Sabino: I like the way that Blue Jays center fielder Colby Rasmus has been hitting recently, becoming more of an authoritative line-drive hitter than trying to slap the ball around the field. When the weather warms up in Toronto, the ball tends to fly out of the Rogers Centre. Over the past week Rasmus has rediscovered his power stroke, slugging .742 with seven extra-base hits in 31 at-bats.
I also can't believe that Jimmy Rollins will play as poorly as he has all year. Batting just .224 with eight extra base hits, Rollins is due to break out of his season-long slump any minute. I'd jump on him quickly as middle infielders are at a premium in most leagues.
4. Now that Adam Jones signed a lucrative new deal with the Orioles, do you fear his numbers may suffer without the motivation of new contract?
Carroll: No. If he starts to slip at all, Buck Showalter's there to keep him in line. I think Jones' development can be credited directly to Showalter's influence. Some players thrive under Buck, and Jones seems to be the most noticeable this time around. I'm also buying low on Ryan Howard and Chase Utley -- they've been out longer than I expected, but both are going to play soon.
Mack: That is possible, but Jones is also a player who we have long awaited to enjoy a breakthrough like this. The fact it is coming in the year he is turning 27-years old make it even more likely everything has merely come together for him. A baseball player's prime is 26 to 32, and the Orioles did right to lock him up during that peak production time. The only thing is, the Orioles probably could have done it a few months sooner and gotten a little better deal for themselves. They basically paid a premium for him at his high point ... or might we actually continue to get better out of Jones? It is hard to imagine he gets better than this.
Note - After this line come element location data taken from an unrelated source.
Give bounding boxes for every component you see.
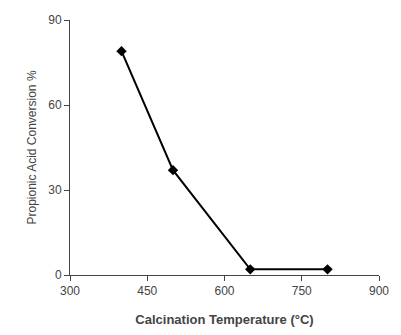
svg-text:600: 600 [214, 284, 234, 298]
svg-text:450: 450 [137, 284, 157, 298]
svg-text:Calcination Temperature (°C): Calcination Temperature (°C) [135, 312, 313, 327]
svg-text:750: 750 [292, 284, 312, 298]
svg-text:30: 30 [48, 183, 62, 197]
svg-text:60: 60 [48, 98, 62, 112]
svg-text:300: 300 [60, 284, 80, 298]
svg-text:Propionic Acid Conversion %: Propionic Acid Conversion % [25, 70, 39, 224]
svg-text:900: 900 [369, 284, 389, 298]
svg-text:0: 0 [55, 268, 62, 282]
svg-text:90: 90 [48, 13, 62, 27]
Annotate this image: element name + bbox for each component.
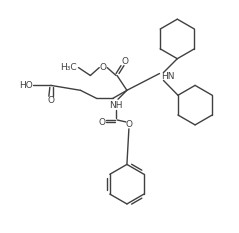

Sabino: I don't. Jones has completely bought into the Orioles' rebuilding plan and has become a lead-by-example teammate. He's worked his way from being a highly-touted prospect to an underachieving young player to a borderline superstar through countless hours in the batting cage. He's a cornerstone of the franchise and will be a team leader along with Matt Wieters and Nick Markakis for years to come. If anything, I can see him up his game another notch to prove he's not resting on his laurels after the big payday.